Selbst im günstigsten Fall teilen sich immerhin noch drei Spuren die 6,25mm im Vergleich zum 1/4" 2-Spur Format.
Wenn man bedenkt, dass es die grossen 24-Spurer im Verhältnis noch gar nicht mal so lange gibt; und die Spanne von der Einführung der ersten 16-Spur 2" bis zur ersten 24-Spur DASH bzw AKAI ADAM Systeme noch nicht mal 15 Jahre betrug, war es nicht nur der Vorteil, dass Musiker von nun an zeitlich unabhängig voneinander Aufnehmen konnten. Es war auch ein neues kreatives Medium der Produzenten, wie nie zuvor. Sänger konnten sich doppeln und ihre eigenen Harmonies singen. Der Gitarrist konnte sein eigenes Solo nun Terz-Quint-Parallel doppeln. Der Drummer konnte seine eigenen Percussions einspielen. Es konnen Remixe erstellt werden oder alles bei Bedarf neu Arrangiert oder Instrumentiert werden.

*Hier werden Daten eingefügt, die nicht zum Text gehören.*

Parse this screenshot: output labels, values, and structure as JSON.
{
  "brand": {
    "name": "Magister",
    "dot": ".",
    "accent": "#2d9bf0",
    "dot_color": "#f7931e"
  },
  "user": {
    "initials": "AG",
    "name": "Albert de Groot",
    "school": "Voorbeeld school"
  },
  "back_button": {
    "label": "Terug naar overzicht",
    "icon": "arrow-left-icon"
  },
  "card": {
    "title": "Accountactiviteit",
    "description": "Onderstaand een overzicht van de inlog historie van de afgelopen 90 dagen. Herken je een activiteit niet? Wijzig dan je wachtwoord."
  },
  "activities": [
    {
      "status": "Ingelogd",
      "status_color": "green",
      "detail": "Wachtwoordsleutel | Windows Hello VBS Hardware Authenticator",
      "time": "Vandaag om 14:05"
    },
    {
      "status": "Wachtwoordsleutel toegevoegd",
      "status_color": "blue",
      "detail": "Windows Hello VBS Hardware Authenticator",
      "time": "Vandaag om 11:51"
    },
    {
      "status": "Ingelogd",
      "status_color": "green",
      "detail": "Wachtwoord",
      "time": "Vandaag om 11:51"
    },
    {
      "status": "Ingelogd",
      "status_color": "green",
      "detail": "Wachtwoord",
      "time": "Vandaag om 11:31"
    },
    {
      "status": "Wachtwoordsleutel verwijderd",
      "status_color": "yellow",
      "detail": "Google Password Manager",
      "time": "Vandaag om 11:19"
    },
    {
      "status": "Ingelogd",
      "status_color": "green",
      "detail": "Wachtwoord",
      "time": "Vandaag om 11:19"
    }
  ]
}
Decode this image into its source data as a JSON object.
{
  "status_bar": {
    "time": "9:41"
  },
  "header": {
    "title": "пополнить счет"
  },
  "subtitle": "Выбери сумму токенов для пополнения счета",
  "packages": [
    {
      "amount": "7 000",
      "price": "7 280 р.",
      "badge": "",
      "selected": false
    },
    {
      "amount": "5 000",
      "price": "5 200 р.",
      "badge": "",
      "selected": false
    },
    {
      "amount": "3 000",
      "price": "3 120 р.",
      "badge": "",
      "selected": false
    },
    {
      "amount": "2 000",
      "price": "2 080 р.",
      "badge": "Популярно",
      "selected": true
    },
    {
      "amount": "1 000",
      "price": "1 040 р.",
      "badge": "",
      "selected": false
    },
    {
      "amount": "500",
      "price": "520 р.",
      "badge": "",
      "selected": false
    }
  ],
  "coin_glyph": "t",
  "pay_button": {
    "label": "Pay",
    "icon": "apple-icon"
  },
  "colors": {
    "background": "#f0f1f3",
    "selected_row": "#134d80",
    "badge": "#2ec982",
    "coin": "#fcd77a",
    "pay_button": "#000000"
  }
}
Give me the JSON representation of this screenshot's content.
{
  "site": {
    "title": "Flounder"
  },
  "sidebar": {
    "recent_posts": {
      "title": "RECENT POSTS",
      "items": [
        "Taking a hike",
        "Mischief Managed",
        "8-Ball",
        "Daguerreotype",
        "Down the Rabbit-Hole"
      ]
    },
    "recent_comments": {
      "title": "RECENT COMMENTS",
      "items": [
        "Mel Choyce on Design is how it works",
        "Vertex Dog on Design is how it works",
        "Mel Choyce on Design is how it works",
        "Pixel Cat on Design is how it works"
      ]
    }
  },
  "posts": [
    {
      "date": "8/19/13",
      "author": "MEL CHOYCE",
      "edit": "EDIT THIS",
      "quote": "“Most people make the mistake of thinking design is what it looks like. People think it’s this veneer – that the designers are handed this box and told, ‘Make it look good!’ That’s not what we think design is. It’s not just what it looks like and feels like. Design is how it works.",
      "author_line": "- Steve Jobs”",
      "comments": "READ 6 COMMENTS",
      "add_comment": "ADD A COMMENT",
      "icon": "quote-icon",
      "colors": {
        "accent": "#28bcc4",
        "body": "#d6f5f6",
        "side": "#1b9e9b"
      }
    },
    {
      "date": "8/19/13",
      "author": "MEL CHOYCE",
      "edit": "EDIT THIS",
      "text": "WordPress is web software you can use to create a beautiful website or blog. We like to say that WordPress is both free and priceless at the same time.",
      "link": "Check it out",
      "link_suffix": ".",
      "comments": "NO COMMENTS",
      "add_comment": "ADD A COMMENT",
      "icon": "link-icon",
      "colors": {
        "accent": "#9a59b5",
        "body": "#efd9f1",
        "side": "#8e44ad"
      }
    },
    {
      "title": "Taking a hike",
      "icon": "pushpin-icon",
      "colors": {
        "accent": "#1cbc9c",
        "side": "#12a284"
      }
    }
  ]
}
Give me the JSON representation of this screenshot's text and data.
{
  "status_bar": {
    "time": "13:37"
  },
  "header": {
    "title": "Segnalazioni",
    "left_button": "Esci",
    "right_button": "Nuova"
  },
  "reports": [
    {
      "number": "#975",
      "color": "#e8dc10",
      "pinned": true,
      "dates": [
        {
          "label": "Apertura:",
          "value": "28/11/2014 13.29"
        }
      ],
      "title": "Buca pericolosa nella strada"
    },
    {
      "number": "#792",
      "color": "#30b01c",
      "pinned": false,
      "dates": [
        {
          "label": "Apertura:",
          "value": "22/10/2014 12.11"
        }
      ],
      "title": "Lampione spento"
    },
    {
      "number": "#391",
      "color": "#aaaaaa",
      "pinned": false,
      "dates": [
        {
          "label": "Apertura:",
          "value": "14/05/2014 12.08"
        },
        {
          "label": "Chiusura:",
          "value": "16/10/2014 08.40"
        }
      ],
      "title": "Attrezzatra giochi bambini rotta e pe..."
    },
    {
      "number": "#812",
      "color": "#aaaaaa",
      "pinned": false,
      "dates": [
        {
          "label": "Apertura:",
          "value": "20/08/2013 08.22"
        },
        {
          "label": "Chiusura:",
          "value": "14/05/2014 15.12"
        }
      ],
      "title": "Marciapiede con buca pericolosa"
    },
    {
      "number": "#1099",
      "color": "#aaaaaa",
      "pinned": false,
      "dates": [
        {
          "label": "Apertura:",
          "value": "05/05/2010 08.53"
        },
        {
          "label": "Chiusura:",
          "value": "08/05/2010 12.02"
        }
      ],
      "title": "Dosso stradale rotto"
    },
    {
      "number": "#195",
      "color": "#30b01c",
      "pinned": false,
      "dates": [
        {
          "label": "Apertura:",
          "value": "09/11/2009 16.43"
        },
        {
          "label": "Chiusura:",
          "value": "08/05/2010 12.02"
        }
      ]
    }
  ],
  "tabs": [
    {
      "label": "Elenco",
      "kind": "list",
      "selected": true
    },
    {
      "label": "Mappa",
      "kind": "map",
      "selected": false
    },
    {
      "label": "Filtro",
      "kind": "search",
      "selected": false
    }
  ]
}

Bei sehr vielen Produktionen in den USA heutzutage wird in Logic komponiert und arrangiert, auf 24-Spur 2" oder sogar auf 2x2"Sync = 48-Spur überspielt ( besonders beliebt: Studer A-820 Mch oder A-827 ), dann in ProTools editiert, gemischt und anschliessend auf 1"- 2-Spur gemastert ( Es gibt in den Staaten tolle Umbaukits für A-80 & A-820 auf 1"- 2-Spur, die ein kleines Vermögen kosten... naja, wers´unbedingt braucht...) Daher auch dieser unglaublich fette Sound, den unsereins immer vergeblich versucht hinzubekommen.
Trotz aller Nostalgie werde ich es trotzdem gleich geniessen, einfach noch kurz meinen Apfel-Pro hochzufahren und noch ein bischen in PT9 an einem Projekt weiter zu Arbeiten, speichern, und morgen dann weitermachen, ohne, wie früher, die ganze Batterie anzumachen, rumzuspulen, das Mischpult nicht anzufassen, da der letzte Mix noch aufliegt, die Effektgeräte einzustellen usw. usw. usw.; da bin ich wirklich lieber im "Total-Recall-2011"...
Falls Du noch spezielle Fragen zu Analog-Recording oder Vinyl-Mastering hast,
schick mir einfach das Mail über PM. Will nicht das Forum hierfür sprengen...
Ansonsten viel analogen Spass beim Mucke machen und Aufnehmen.